The Island, about 550m (880km) south of Manila, has long been a hotbed of extremist supporters with two major terrorist groups, Abu Sayyaf and the Moro Islamic Liberation Front, both based here. Daesh (Isis) said that three of their militants were killed in the attack which left a further 53 Filipino troops injured.
It is thought that the army fought a 10-hour battle with around 120 Muslim rebels. According to reports their mission was to kill or capture Abu Sayyaf leader Isnilon Hapilon, an infamous insurgent for whom the US State Department has offered a bounty of up to $5m (£3.5m).
"With the grace of God we were able to detonate seven trucks carrying soldiers," an Isis statement said according to Reuters.
The Filipino Army say that they killed five, not three, militants including a man called Ubaida, a son of Hapilon, Major Filemon Tan said. Abu Sayyaf, known for extortion, kidnappings and bombings has not made a statement since the battle.
The assault took place as the nation marked the Day of Valor – which remembers Filipinos who died in the Second World War. The military has been battling Muslim separatist rebels as well as Marxist guerrillas on the Sulu Archipelago, where Basilan Island is located.
In March 2014, the Philippines government signed a peace deal with the Moro Islamic Liberation Front, the largest Muslim rebel group. It promised to grant autonomy in the southern Islands, ending a 45-year conflict with the group that left 120,000 people dead.
Abu Sayyaf, formed in 1991, continued fighting the government, and in July 2014 gave bayah (or pledged allegiance) to Daesh leader Abu Bakr al-Baghdadi.
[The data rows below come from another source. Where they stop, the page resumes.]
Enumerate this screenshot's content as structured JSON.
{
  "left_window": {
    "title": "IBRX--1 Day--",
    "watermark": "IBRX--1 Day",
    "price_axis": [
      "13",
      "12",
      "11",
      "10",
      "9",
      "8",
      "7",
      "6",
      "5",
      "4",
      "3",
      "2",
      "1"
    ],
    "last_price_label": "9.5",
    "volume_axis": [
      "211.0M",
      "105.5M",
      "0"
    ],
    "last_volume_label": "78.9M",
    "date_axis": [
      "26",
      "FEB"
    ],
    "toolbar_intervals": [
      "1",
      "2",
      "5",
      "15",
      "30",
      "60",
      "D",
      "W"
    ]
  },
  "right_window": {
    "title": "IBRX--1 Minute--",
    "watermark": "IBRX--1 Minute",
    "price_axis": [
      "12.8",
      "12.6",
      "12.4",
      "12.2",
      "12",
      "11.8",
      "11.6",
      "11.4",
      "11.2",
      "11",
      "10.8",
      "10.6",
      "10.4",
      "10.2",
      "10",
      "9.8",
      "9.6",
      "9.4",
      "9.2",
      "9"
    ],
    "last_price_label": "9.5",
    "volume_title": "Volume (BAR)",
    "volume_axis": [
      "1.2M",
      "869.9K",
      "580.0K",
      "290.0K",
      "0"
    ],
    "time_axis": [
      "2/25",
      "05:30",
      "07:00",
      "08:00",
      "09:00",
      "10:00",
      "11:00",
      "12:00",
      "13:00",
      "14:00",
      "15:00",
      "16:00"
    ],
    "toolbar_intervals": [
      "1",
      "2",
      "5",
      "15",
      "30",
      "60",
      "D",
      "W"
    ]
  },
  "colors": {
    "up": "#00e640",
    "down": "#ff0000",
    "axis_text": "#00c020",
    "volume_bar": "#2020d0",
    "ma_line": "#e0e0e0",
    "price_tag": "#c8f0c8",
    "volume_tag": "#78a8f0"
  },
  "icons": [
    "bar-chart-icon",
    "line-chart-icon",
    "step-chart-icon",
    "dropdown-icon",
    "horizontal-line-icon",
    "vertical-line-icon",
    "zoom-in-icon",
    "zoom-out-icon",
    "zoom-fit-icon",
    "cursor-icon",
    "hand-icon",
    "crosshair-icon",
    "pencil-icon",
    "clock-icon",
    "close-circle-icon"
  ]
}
In March this year Abu Sayyaf hijacked an Indonesian vessel taking 10 crew members hostage. The Indonesian navy confirmed the boat has been seized by the militants, based on nearby Jolo Island, and the government said they have received a ransom demand from the captors – although it is not clear if the demands had been met as of yet.
And on 8 April this year, Rolando del Torchio, a former priest turned businessman, was finally released by the insurgents after six months in captivity. A ransom was reportedly paid.